International efforts to end Afghanistan's violence are complicated because the major players see their interests differently. The U.S. goal is to prevent al-Qaida from regaining its bases in Afghanistan, where it trained militants and plotted the Sept. 11, 2001 attacks in New York and Washington.
Pakistan, with archrival India to the east, believes it needs a friendly government in Afghanistan on its western border, preferably one without close ties to the Indians. For its part, India seeks regional allies and access to oil- and gas-rich central Asia.

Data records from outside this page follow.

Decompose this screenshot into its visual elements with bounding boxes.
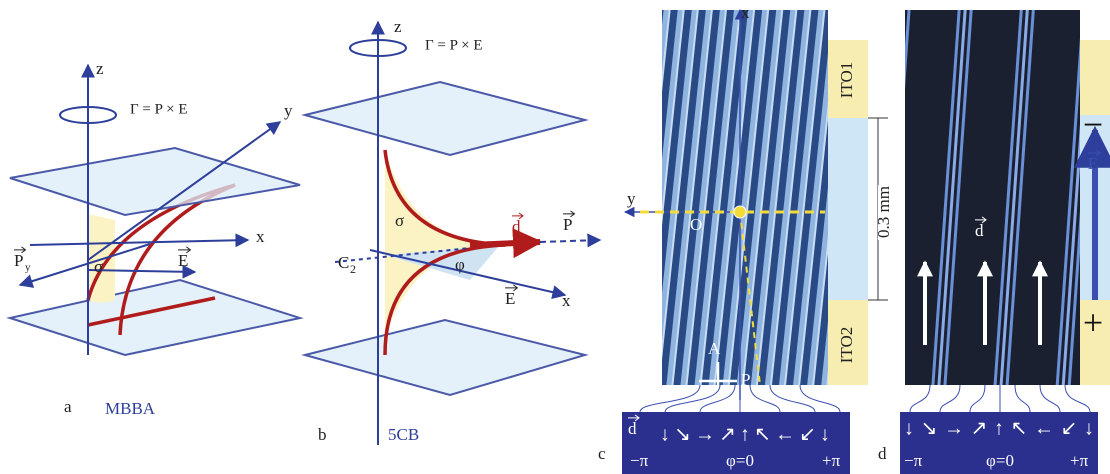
label: −π [904,451,923,470]
label: z [96,59,104,78]
label: y [627,189,636,208]
label: +π [1070,451,1089,470]
label: E [178,251,188,270]
label: O [690,215,702,234]
formula: Γ = P × E [130,101,188,117]
label: z [394,17,402,36]
director-arrows: ↓↘→↗↑↖←↙↓ [660,424,830,446]
axis [30,240,248,245]
label: ITO2 [837,327,856,364]
label: x [741,3,750,22]
label: A [708,339,721,358]
plane [10,280,300,355]
label: P [741,370,750,389]
label: −π [630,451,649,470]
panel-label: b [318,425,327,444]
label: E [1088,154,1098,173]
axis [540,240,600,242]
label: 2 [350,262,356,276]
label: P [563,215,572,234]
label: 0.3 mm [874,186,893,238]
panel-c: x ITO1 y O 0.3 mm A P ITO2 d ↓↘→↗↑↖←↙↓ −… [598,3,893,474]
director [470,242,540,245]
label: C [338,253,349,272]
label: − [1083,104,1103,144]
label: d [628,419,637,438]
label: σ [94,257,103,276]
plane [305,82,585,155]
label: d [975,221,984,240]
figure: z Γ = P × E y σ P y E x a MBBA z Γ = P ×… [0,0,1110,474]
label: P [14,251,23,270]
formula: Γ = P × E [425,37,483,53]
label: +π [822,451,841,470]
material: MBBA [105,399,156,418]
label: σ [395,211,404,230]
label: E [505,289,515,308]
material: 5CB [388,425,419,444]
label: ITO1 [837,62,856,99]
label: y [284,101,293,120]
label: + [1083,302,1103,342]
label: x [256,227,265,246]
plane [10,148,300,215]
panel-label: a [64,397,72,416]
plane [305,320,585,395]
label: x [562,291,571,310]
label: φ=0 [986,451,1014,470]
micrograph [662,10,828,385]
panel-label: c [598,444,606,463]
connector [640,385,840,412]
panel-label: d [878,444,887,463]
label: φ=0 [726,451,754,470]
panel-b: z Γ = P × E σ d P C 2 φ E x b 5CB [305,17,600,445]
micrograph [905,10,1080,385]
gap [828,118,868,300]
origin [734,206,746,218]
connector [910,385,1090,412]
label: y [25,262,31,274]
label: φ [455,255,465,274]
panel-a: z Γ = P × E y σ P y E x a MBBA [10,59,300,418]
panel-d: − E + d ↓↘→↗↑↖←↙↓ −π φ=0 +π d [878,10,1110,474]
label: d [512,217,521,236]
director-arrows: ↓↘→↗↑↖←↙↓ [904,418,1094,440]
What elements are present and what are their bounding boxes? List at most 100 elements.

As the war enters its ninth year, President Barack Obama is considering whether to focus the fight in Afghanistan against al-Qaida's allies in the Taliban or shift to more missile strikes and special operations raids against al-Qaida in Pakistan, a nuclear-armed country where the terror movement's leadership is believed hiding.
Whatever option Obama chooses, the administration must wrestle with the fact that neither Afghanistan nor Pakistan can be secure as long as instability plagues the other. Militants move freely from one country to another, sheltering among the ethnic Pashtun community that lives on both sides of the border.
Pakistani tribesmen loosely allied with the Afghan Taliban have ambushed convoys carrying supplies to NATO forces in Afghanistan. Last spring, Pakistani Taliban moved into a district only 60 miles from the Pakistani capital of Islamabad, raising alarm until Pakistan's military drove them back weeks later.